Said Ghawar, Ghani Anwar, Ullah Ata, Alzahrani Abdulrahman, Azeem Muhammad, Ahmad Rashid, Kim Do-Hyeun
Department of Computer Science, International Islamic University, Islamabad, 44000, Pakistan.
Department of Computing and Technology, Iqra University, H-9 Campus, Islamabad, 44000, Pakistan.
Sci Rep. 2024 Sep 4;14(1):20595. doi: 10.1038/s41598-024-71682-y.
The Internet of Things (IoT) generates substantial data through sensors for diverse applications, such as healthcare services. This article addresses the challenge of efficiently utilizing resources in resource-scarce IoT-enabled sensors to enhance data collection, transmission, and storage. Redundant data transmission from sensors covering overlapping areas incurs additional communication and storage costs. Existing schemes, namely Asymmetric Extremum (AE) and Rapid Asymmetric Maximum (RAM), employ fixed and variable-sized windows during chunking. However, these schemes face issues while selecting the index value to decide the variable window size, which may remain zero or very low, resulting in poor deduplication. This article resolves this issue in the proposed Controlled Cut-point Identification Algorithm (CCIA), designed to restrict the variable-sized window to a certain threshold. The index value for deciding the threshold will always be larger than the half size of the fixed window. It helps to find more duplicates, but the upper limit offset is also applied to avoid the unnecessarily large-sized window, which may cause extensive computation costs. The extensive simulations are performed by deploying Windows Communication Foundation services in the Azure cloud. The results demonstrate the superiority of CCIA in various metrics, including chunk number, average chunk size, minimum and maximum chunk number, variable chunking size, and probability of failure for cut point identification. In comparison to its competitors, RAM and AE, CCIA exhibits better performance across key parameters. Specifically, CCIA outperforms in total number of chunks (6.81%, 14.17%), average number of chunks (4.39%, 18.45%), and minimum chunk size (153%, 190%). These results highlight the effectiveness of CCIA in optimizing data transmission and storage within IoT systems, showcasing its potential for improved resource utilization and reduced operational costs.

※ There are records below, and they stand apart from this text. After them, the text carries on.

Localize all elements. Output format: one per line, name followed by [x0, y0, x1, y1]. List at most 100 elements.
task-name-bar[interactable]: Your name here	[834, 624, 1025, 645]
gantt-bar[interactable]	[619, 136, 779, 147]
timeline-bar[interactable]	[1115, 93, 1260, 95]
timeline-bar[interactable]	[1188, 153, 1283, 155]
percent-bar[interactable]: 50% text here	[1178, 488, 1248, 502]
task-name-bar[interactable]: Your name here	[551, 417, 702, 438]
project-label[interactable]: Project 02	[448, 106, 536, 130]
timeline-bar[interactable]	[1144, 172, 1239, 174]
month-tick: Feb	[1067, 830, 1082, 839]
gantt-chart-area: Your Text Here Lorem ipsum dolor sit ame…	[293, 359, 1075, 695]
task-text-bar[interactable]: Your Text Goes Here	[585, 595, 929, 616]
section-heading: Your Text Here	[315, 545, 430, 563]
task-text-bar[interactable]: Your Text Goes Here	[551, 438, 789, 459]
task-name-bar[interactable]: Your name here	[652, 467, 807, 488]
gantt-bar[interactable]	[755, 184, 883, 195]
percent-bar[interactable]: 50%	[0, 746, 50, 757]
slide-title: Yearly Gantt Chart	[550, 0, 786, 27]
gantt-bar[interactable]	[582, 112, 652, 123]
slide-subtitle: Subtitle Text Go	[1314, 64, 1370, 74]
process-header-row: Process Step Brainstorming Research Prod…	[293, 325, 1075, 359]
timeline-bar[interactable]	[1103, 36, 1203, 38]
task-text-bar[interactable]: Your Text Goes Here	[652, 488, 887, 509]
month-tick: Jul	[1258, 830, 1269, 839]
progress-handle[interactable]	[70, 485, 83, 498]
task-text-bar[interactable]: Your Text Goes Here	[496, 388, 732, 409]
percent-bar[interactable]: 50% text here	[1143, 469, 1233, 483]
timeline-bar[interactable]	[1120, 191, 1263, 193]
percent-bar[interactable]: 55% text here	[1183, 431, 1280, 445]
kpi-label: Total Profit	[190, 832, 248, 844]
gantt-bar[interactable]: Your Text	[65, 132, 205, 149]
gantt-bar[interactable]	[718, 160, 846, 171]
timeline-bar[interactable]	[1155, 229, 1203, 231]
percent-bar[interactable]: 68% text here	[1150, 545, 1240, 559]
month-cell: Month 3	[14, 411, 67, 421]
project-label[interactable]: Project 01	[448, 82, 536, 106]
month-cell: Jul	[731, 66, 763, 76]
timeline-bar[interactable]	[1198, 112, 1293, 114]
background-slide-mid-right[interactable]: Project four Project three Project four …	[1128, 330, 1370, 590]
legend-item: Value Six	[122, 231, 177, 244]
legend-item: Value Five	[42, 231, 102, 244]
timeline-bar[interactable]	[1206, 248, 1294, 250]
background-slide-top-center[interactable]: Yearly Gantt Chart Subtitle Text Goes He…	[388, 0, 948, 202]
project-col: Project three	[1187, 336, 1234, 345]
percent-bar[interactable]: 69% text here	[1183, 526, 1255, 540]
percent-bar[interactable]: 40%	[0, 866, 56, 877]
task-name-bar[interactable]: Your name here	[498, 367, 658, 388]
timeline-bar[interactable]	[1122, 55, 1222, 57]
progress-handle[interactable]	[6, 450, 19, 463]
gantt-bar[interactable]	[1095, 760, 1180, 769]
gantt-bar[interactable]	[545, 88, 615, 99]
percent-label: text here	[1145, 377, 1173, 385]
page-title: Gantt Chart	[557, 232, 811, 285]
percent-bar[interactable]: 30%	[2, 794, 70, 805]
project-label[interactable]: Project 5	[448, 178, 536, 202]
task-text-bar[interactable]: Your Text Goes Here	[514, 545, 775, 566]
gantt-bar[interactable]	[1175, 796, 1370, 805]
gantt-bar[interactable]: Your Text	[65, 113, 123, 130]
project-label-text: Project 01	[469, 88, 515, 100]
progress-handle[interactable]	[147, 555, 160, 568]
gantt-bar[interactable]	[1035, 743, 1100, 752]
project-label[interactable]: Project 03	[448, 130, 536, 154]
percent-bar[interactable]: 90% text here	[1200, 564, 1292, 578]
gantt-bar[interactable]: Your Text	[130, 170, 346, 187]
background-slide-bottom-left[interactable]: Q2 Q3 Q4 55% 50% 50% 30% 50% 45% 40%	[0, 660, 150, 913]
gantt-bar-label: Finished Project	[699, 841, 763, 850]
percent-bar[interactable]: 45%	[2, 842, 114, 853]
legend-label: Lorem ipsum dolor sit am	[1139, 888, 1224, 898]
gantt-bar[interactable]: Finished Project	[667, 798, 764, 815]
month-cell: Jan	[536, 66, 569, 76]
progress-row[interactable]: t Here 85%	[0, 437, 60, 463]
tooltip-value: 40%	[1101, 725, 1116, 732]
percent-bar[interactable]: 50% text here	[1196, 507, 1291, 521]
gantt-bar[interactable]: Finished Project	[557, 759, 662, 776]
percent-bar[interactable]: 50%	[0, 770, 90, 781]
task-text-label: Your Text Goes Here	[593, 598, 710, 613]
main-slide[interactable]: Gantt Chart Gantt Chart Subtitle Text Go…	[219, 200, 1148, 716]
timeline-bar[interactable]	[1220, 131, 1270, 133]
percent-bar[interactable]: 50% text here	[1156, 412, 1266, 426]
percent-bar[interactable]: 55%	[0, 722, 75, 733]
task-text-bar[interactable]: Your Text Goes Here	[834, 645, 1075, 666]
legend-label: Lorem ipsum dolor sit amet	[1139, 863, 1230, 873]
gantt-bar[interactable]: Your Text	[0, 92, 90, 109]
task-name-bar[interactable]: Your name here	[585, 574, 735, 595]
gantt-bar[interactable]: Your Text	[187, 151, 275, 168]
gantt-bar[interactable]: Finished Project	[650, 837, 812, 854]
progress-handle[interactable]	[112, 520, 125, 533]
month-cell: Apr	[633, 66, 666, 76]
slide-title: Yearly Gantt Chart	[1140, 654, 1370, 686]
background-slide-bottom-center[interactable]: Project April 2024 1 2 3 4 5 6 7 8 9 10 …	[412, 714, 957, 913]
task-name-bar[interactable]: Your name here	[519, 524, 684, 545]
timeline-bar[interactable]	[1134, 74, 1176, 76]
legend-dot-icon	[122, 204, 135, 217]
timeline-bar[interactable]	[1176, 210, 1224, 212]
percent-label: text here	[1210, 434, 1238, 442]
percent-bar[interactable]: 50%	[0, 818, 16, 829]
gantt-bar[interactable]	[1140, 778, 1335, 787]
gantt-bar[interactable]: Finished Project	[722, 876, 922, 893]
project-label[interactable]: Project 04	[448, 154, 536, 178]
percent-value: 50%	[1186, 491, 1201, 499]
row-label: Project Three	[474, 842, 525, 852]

物联网(IoT)通过传感器为医疗保健服务等各种应用生成大量数据。本文探讨了在资源稀缺的物联网传感器中有效利用资源以增强数据收集、传输和存储的挑战。覆盖重叠区域的传感器进行冗余数据传输会产生额外的通信和存储成本。现有方案,即非对称极值(AE)和快速非对称最大值(RAM),在分块过程中采用固定大小和可变大小的窗口。然而,这些方案在选择索引值以确定可变窗口大小时面临问题,该索引值可能保持为零或非常低,导致去重效果不佳。本文在所提出的控制切点识别算法(CCIA)中解决了这个问题,该算法旨在将可变大小的窗口限制在一定阈值内。用于确定阈值的索引值将始终大于固定窗口大小的一半。这有助于找到更多重复项,但也应用了上限偏移以避免窗口过大,这可能会导致大量计算成本。通过在Azure云中部署Windows通信基础服务进行了广泛的模拟。结果证明了CCIA在各种指标上的优越性,包括块数、平均块大小、最小和最大块数、可变块大小以及切点识别失败的概率。与竞争对手RAM和AE相比,CCIA在关键参数上表现出更好的性能。具体而言,CCIA在总块数(6.81%,14.17%)、平均块数(4.39%,18.45%)和最小块大小(153%,190%)方面表现更优。这些结果突出了CCIA在优化物联网系统内数据传输和存储方面的有效性,展示了其在提高资源利用率和降低运营成本方面的潜力。